One adviser to the deal said so-called ‘new generation products’ were a significant reason for the bid. He said: ‘Both players are chasing the new generation market hard, putting in a lot of research and development and clearly it’s a big market opportunity.


‘At the moment it’s a pretty fragmented market, but it’s a growing one. So the two companies will be able to bring together their research and development, and sales capability, across the globe as a consequence of the merger.’

In the e-cigarette market BAT has ‘got nothing in the States’, he added, while Reynolds has got ‘nothing outside of the States’.

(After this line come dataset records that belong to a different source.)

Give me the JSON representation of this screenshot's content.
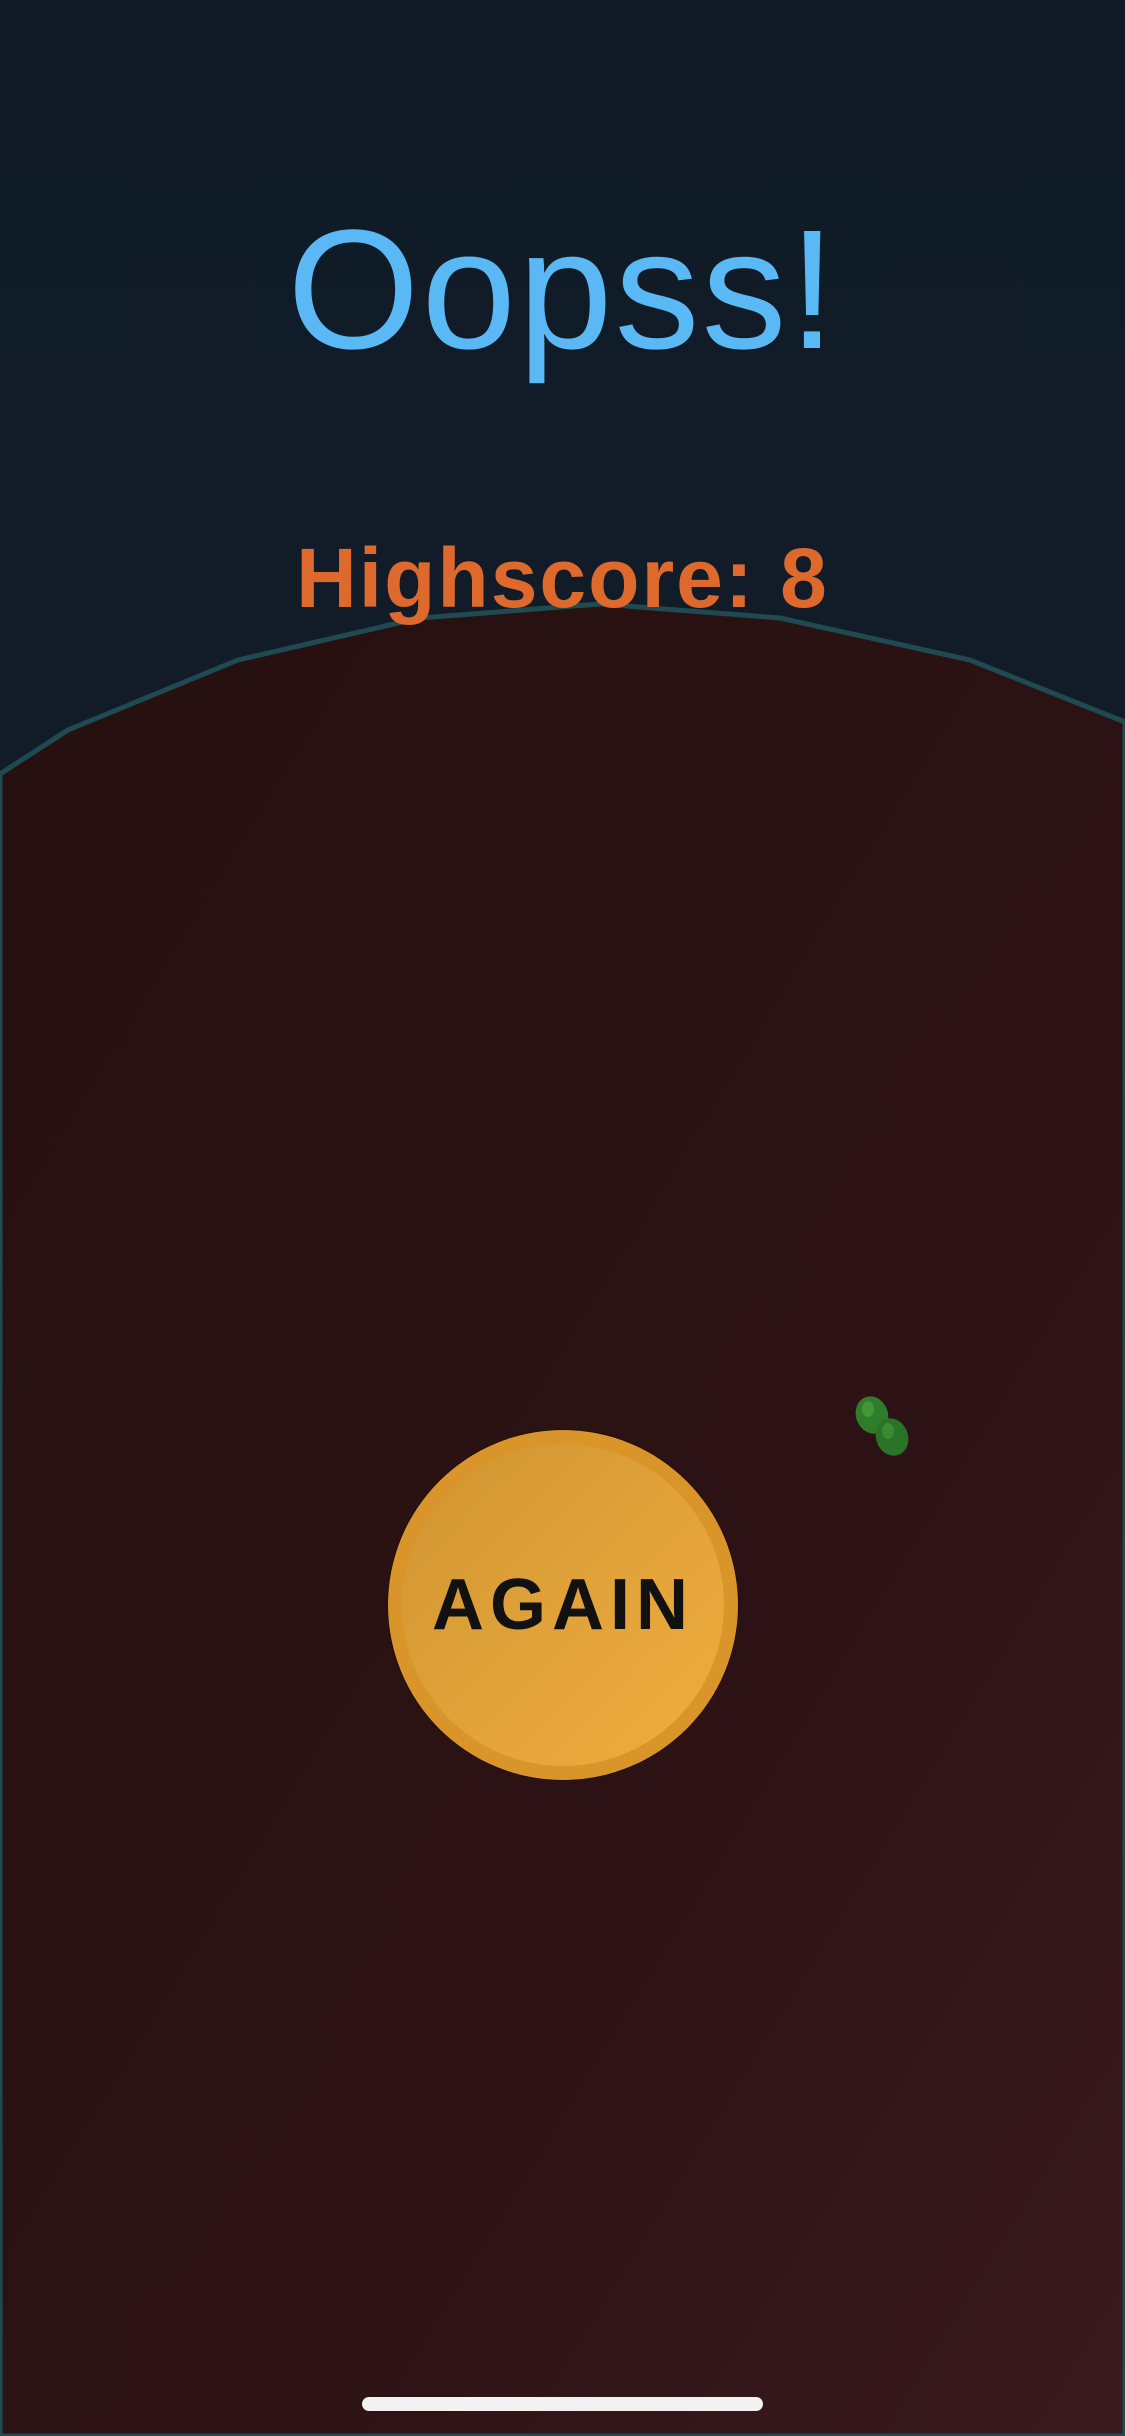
{
  "title": "Oopss!",
  "highscore_text": "Highscore: 8",
  "again_button_label": "AGAIN",
  "colors": {
    "background": "#111b27",
    "planet": "#2a1114",
    "planet_outline": "#1f4a52",
    "title": "#5ab8f4",
    "highscore": "#dd6a2c",
    "button": "#e2a33a",
    "player": "#2f7d2b"
  },
  "icons": {
    "player": "green-blob-icon"
  }
}
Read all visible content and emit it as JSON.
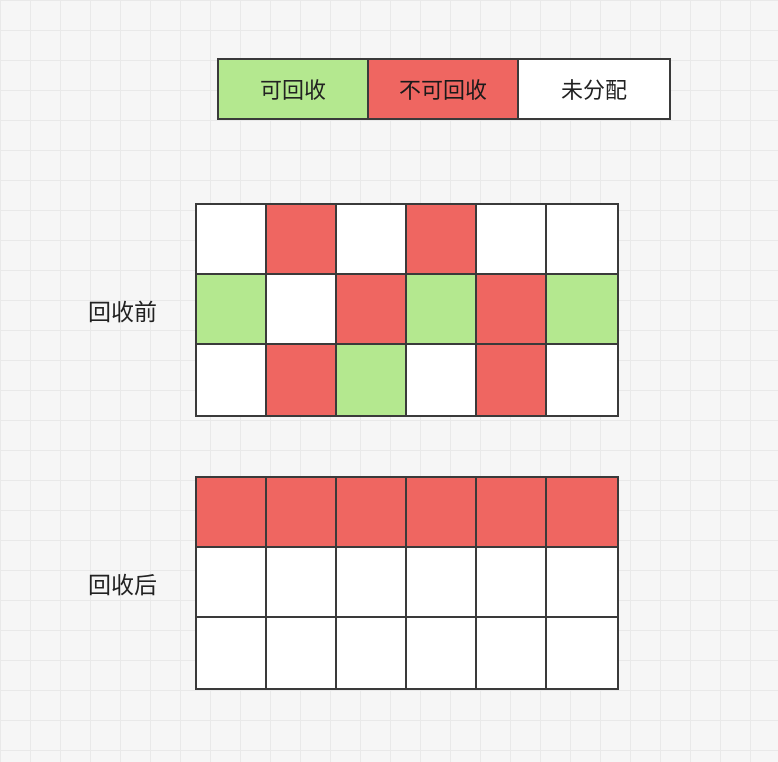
{
  "legend": {
    "recyclable": "可回收",
    "nonrecyclable": "不可回收",
    "unallocated": "未分配"
  },
  "sections": {
    "before": {
      "label": "回收前",
      "grid": [
        [
          "white",
          "red",
          "white",
          "red",
          "white",
          "white"
        ],
        [
          "green",
          "white",
          "red",
          "green",
          "red",
          "green"
        ],
        [
          "white",
          "red",
          "green",
          "white",
          "red",
          "white"
        ]
      ]
    },
    "after": {
      "label": "回收后",
      "grid": [
        [
          "red",
          "red",
          "red",
          "red",
          "red",
          "red"
        ],
        [
          "white",
          "white",
          "white",
          "white",
          "white",
          "white"
        ],
        [
          "white",
          "white",
          "white",
          "white",
          "white",
          "white"
        ]
      ]
    }
  },
  "colors": {
    "green": "#b4e88f",
    "red": "#ef6661",
    "white": "#ffffff",
    "border": "#3a3a3a",
    "bg": "#f6f6f6"
  }
}
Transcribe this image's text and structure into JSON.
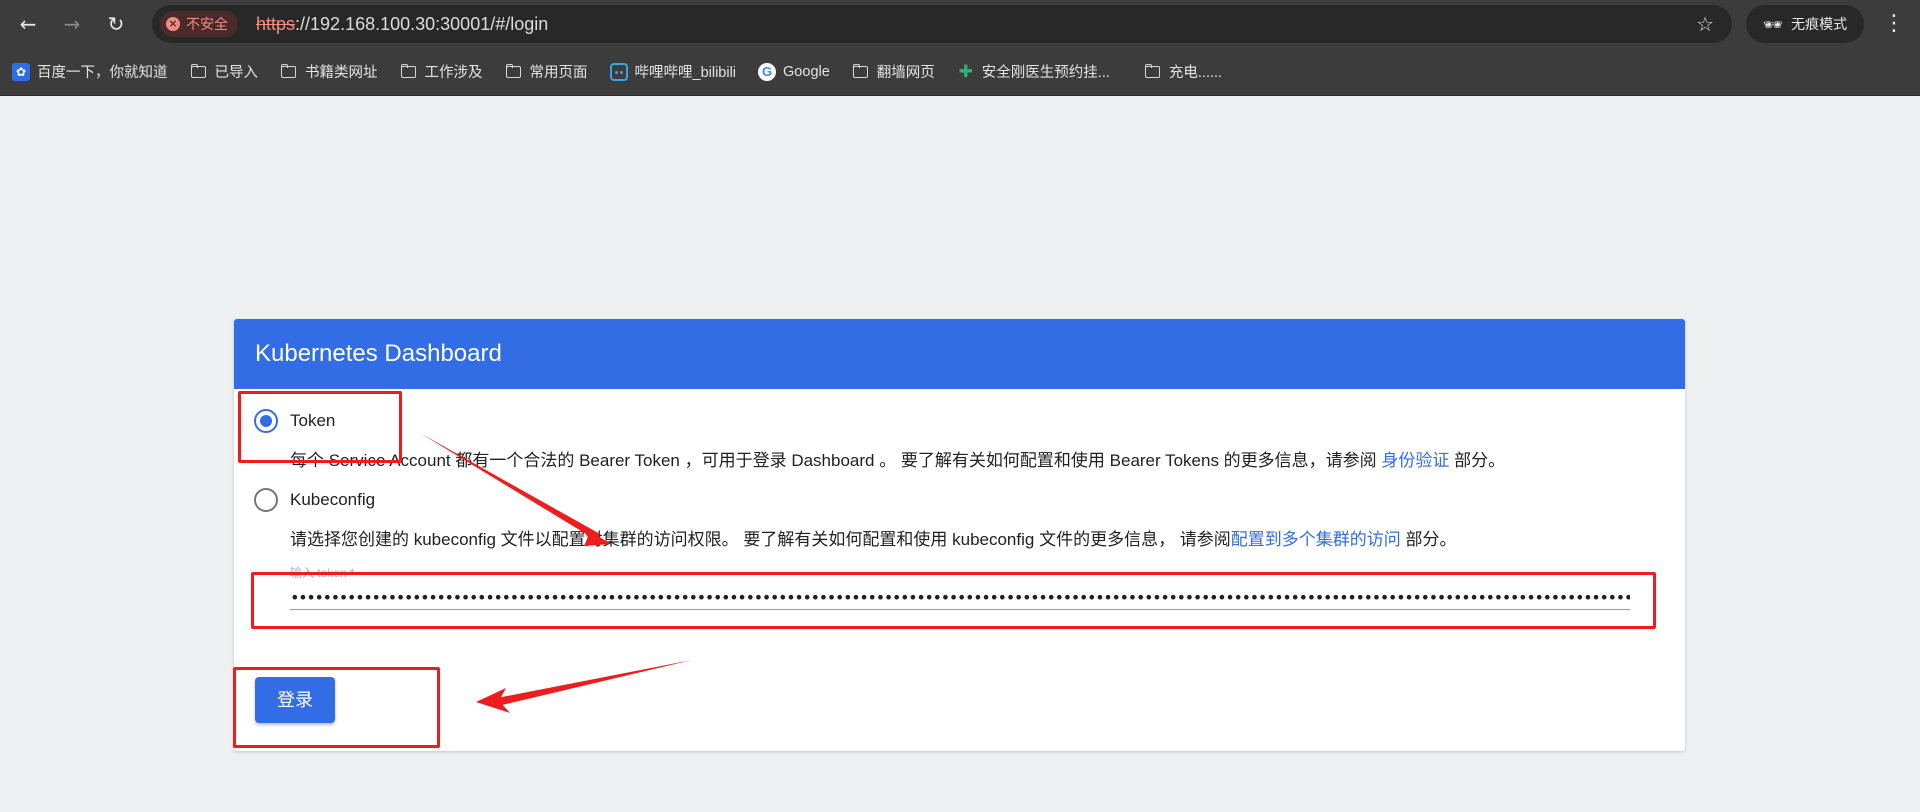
{
  "browser": {
    "back_icon": "arrow-left-icon",
    "forward_icon": "arrow-right-icon",
    "reload_icon": "reload-icon",
    "security_label": "不安全",
    "url_scheme": "https",
    "url_rest": "://192.168.100.30:30001/#/login",
    "incognito_label": "无痕模式",
    "accent_warning": "#f28b82"
  },
  "bookmarks": [
    {
      "label": "百度一下，你就知道",
      "icon": "baidu-icon"
    },
    {
      "label": "已导入",
      "icon": "folder-icon"
    },
    {
      "label": "书籍类网址",
      "icon": "folder-icon"
    },
    {
      "label": "工作涉及",
      "icon": "folder-icon"
    },
    {
      "label": "常用页面",
      "icon": "folder-icon"
    },
    {
      "label": "哔哩哔哩_bilibili",
      "icon": "bilibili-icon"
    },
    {
      "label": "Google",
      "icon": "google-icon"
    },
    {
      "label": "翻墙网页",
      "icon": "folder-icon"
    },
    {
      "label": "安全刚医生预约挂...",
      "icon": "medical-icon"
    },
    {
      "label": "充电......",
      "icon": "folder-icon"
    }
  ],
  "login": {
    "title": "Kubernetes Dashboard",
    "brand_color": "#326de6",
    "token_option": "Token",
    "token_desc_pre": "每个 Service Account 都有一个合法的 Bearer Token ，可用于登录 Dashboard 。 要了解有关如何配置和使用 Bearer Tokens 的更多信息，请参阅 ",
    "token_desc_link": "身份验证",
    "token_desc_post": " 部分。",
    "kubeconfig_option": "Kubeconfig",
    "kubeconfig_desc_pre": "请选择您创建的 kubeconfig 文件以配置对集群的访问权限。 要了解有关如何配置和使用 kubeconfig 文件的更多信息， 请参阅",
    "kubeconfig_desc_link": "配置到多个集群的访问",
    "kubeconfig_desc_post": " 部分。",
    "selected_option": "Token",
    "token_field_label": "输入 token *",
    "token_value": "••••••••••••••••••••••••••••••••••••••••••••••••••••••••••••••••••••••••••••••••••••••••••••••••••••••••••••••••••••••••••••••••••••••••••••••••••••••••••••••••••••••••••••••••••••••",
    "login_button": "登录"
  },
  "annotation_color": "#ee1c1c"
}
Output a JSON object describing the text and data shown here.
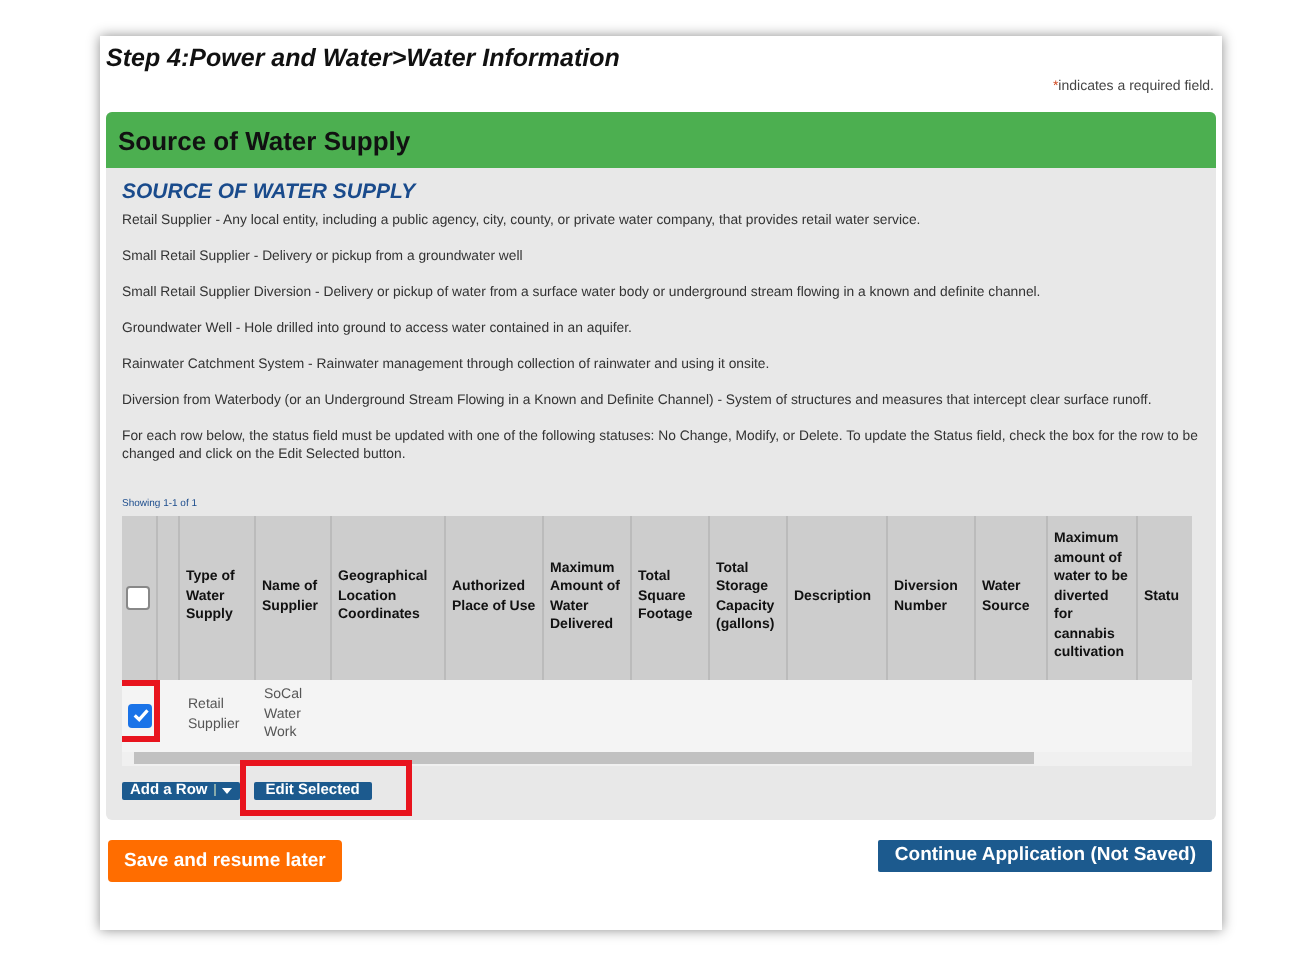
{
  "page_title": "Step 4:Power and Water>Water Information",
  "required_note": {
    "mark": "*",
    "text": "indicates a required field."
  },
  "section": {
    "title": "Source of Water Supply",
    "heading": "SOURCE OF WATER SUPPLY",
    "paragraphs": [
      "Retail Supplier - Any local entity, including a public agency, city, county, or private water company, that provides retail water service.",
      "Small Retail Supplier - Delivery or pickup from a groundwater well",
      "Small Retail Supplier Diversion - Delivery or pickup of water from a surface water body or underground stream flowing in a known and definite channel.",
      "Groundwater Well - Hole drilled into ground to access water contained in an aquifer.",
      "Rainwater Catchment System - Rainwater management through collection of rainwater and using it onsite.",
      "Diversion from Waterbody (or an Underground Stream Flowing in a Known and Definite Channel) - System of structures and measures that intercept clear surface runoff.",
      "For each row below, the status field must be updated with one of the following statuses: No Change, Modify, or Delete. To update the Status field, check the box for the row to be changed and click on the Edit Selected button."
    ]
  },
  "table": {
    "showing": "Showing 1-1 of 1",
    "header_checked": false,
    "columns": [
      "Type of Water Supply",
      "Name of Supplier",
      "Geographical Location Coordinates",
      "Authorized Place of Use",
      "Maximum Amount of Water Delivered",
      "Total Square Footage",
      "Total Storage Capacity (gallons)",
      "Description",
      "Diversion Number",
      "Water Source",
      "Maximum amount of water to be diverted for cannabis cultivation",
      "Statu"
    ],
    "rows": [
      {
        "checked": true,
        "highlighted": true,
        "cells": [
          "Retail Supplier",
          "SoCal Water Work"
        ]
      }
    ]
  },
  "add_row_button": "Add a Row",
  "edit_button": {
    "label": "Edit Selected",
    "highlighted": true
  },
  "save_button": "Save and resume later",
  "continue_button": "Continue Application (Not Saved)"
}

Reynolds was one of the pioneers in the sector in the US, first launching an e-cigarette in the mid-1990s – albeit without much success. The recent boom in vaping is now looking a surer bet.

Nigel Driffield, professor of international business at Warwick Business School, said: ‘They know their core business is declining and what they are looking to do is to find ways to diversify and protect their cash flow as best they can. Obviously cigarette-replacement products in whatever form are one of those.’

Nicholas Hyett, equity analyst at financial services firm Hargreaves Lansdown, said the deal also brought two different types of e-cigarette technologies under the same roof.

While BAT has favoured forms of vaping where liquid nicotine is heated, Reynolds has gone down a route known as ‘heat not burn’, in which tobacco itself is heated but not set on fire.

Hyett said global leader Philip Morris (the maker of Marlboro) has favoured heat not burn while Imperial Brands (the maker of Lambert & Butler and Embassy, among others) have favoured vaping.

BAT’s leading ‘next generation’ product is Vype, launched in 2013, which is by far its most popular e-cigarette, though the company does have a tobacco-heating product, the glo iFuse. Hyett said BAT had a 35 per cent share of the vaping market in the UK.

A BAT-Reynolds merger would allow both companies to push their respective e-cigarettes into new markets, which for BAT would mean getting its leading Vype brand into the lucrative US.

‘This would allow BAT to compete with Philip Morris directly,’ said Hyett.

BAT chief executive Nicandro Durante said: ‘We have been a shareholder in Reynolds since its creation in 2014 and have benefited from its growth in the US market.

‘The proposed merger of our two companies is the logical progression in our relationship and offers all shareholders a stake in a stronger, truly global tobacco and next generation products company.’

Meanwhile, Driffield said he believed the timing so soon after the Brexit vote was coincidental. He warned that while the deal, if successful, would create a global giant, it might not benefit the UK economy greatly.

He added: ‘I think both firms are trying to consolidate themselves where they still have a significant presence, cut costs because they both have overcapacity, and then look to diversify away from tobacco while the cash from that is still coming in.’

Reynolds has indicated that it is open to discussing BAT’s approach, but analysts believe the British company may yet have to raise its price.

The future prospects of e-cigarettes under a merged group may be vital to convincing the US group, if the deal is not to go up in smoke.